Are you sure about this? The section listed is .core_m4slave.ARM.exidx, which I understand is still in the file processed by mcux_fixelf.

The source code for mcux-fixelf is typically not provided by NXP. However, I need to confirm internally whether the code can be provided.

This is really bad news for us. It's also unwarranted, by the way, because given what you're telling me, there shouldn't be any secrets to protect.

To replicate the functionality of mcux-fixelf, you would need a deep understanding of ELF headers and potentially create custom scripts using objdump, objcopy, readelf, and manual hex editing. Specific commands and operations would depend on exactly what mcux-fixelf modifies, as outlined above.

It's quite interesting—you mention that I should be thoroughly familiar with the ELF format to accomplish certain tasks. Ironically, it seems like you might be the one who could use a deeper understanding of it. But perhaps I'm mistaken; surely, anyone contributing to this forum couldn't possibly lack such knowledge, right? Maybe you just had a brief moment of distraction or a slip of the mind.

After all, we all have those days when the basics momentarily escape us!

regards

Max

Hi @Harry_Zhang 

about aligning, it seems wrong to me what mcux-fixelf does.
In fact, in my scenario, it can't work.

on CM4 there will be an RTOS (maybe Zephyr) with USP stack and IP, on which a PTPv2 client will have to run.
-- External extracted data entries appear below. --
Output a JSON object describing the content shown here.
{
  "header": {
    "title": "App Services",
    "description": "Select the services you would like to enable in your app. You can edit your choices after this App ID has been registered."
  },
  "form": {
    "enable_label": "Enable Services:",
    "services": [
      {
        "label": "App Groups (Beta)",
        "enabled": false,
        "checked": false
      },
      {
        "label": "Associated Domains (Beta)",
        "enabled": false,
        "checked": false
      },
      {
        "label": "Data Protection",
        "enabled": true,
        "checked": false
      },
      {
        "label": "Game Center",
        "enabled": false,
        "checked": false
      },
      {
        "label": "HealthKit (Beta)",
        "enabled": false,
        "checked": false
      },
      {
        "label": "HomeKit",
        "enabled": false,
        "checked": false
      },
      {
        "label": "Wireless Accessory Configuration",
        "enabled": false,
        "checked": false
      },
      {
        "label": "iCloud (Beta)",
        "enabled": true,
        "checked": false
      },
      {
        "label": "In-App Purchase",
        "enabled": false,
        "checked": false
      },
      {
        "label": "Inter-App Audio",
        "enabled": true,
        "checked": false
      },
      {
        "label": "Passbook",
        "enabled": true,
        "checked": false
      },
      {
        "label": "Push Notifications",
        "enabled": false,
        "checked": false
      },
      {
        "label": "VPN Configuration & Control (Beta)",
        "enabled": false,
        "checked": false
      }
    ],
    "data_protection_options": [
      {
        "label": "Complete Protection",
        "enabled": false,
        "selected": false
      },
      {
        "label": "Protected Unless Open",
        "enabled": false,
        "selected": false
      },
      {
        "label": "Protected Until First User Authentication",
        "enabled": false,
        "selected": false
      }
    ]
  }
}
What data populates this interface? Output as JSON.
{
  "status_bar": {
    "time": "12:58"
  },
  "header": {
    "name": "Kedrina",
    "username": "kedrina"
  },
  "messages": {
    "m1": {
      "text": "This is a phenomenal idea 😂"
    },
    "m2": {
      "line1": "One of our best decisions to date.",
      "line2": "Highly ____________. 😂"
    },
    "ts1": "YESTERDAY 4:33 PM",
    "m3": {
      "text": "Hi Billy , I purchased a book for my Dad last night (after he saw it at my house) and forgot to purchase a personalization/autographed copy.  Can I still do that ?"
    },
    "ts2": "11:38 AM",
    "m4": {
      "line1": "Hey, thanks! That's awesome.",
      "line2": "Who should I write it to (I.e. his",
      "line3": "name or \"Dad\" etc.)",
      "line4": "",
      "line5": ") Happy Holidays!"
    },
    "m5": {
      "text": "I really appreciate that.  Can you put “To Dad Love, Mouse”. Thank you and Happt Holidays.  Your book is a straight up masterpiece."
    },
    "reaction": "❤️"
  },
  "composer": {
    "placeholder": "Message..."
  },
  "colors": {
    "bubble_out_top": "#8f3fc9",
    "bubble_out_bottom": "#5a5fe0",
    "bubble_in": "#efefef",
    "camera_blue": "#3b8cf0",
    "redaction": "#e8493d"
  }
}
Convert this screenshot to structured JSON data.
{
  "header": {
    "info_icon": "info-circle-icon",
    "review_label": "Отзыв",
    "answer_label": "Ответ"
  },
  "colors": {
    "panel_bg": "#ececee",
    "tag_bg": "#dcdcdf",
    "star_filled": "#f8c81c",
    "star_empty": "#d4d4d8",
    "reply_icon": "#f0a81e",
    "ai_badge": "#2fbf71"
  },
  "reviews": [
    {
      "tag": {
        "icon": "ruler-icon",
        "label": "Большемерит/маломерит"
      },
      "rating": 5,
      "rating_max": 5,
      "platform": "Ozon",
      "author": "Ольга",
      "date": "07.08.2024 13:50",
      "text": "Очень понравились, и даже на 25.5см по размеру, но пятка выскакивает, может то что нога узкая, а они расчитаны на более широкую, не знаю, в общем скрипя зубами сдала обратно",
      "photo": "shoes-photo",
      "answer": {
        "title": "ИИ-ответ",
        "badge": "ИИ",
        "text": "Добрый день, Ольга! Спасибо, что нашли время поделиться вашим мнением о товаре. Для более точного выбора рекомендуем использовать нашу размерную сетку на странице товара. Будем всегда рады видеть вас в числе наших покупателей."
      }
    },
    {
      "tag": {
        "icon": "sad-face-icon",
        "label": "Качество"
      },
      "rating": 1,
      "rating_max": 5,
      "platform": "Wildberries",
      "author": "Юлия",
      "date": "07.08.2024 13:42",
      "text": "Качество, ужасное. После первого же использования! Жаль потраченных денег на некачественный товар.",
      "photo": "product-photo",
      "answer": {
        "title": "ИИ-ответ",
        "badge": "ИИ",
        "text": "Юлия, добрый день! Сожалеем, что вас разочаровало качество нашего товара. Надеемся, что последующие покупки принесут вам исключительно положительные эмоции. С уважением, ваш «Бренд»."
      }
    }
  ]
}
The code alone for these components is probably larger than the 128KB of ITC dedicated to CM4. But in your scenario in ITC there must also fit .data* that have, precisely, LMA in ITC.

One solution for this is to have CM7 populate all of CM4's memories, which will then no longer need to do so in startup.
To do this, though, the CM7 linker needs to know the alignment of the various sections. but this can't happen if mcux-fixelf changes it for all sections by putting it to 1.
Isn't it possible to avoid this with some parameter?

You also didn't answer perhaps the two most interesting questions:

1. Where can I find the source code for mcux-fixelf?
2. if I wanted to do the same work as mcux-fixelf “by hand” using only tools from the toolchain and those from the linux command line (such as cat, tail, dd, etc.) how should I do it?

best regards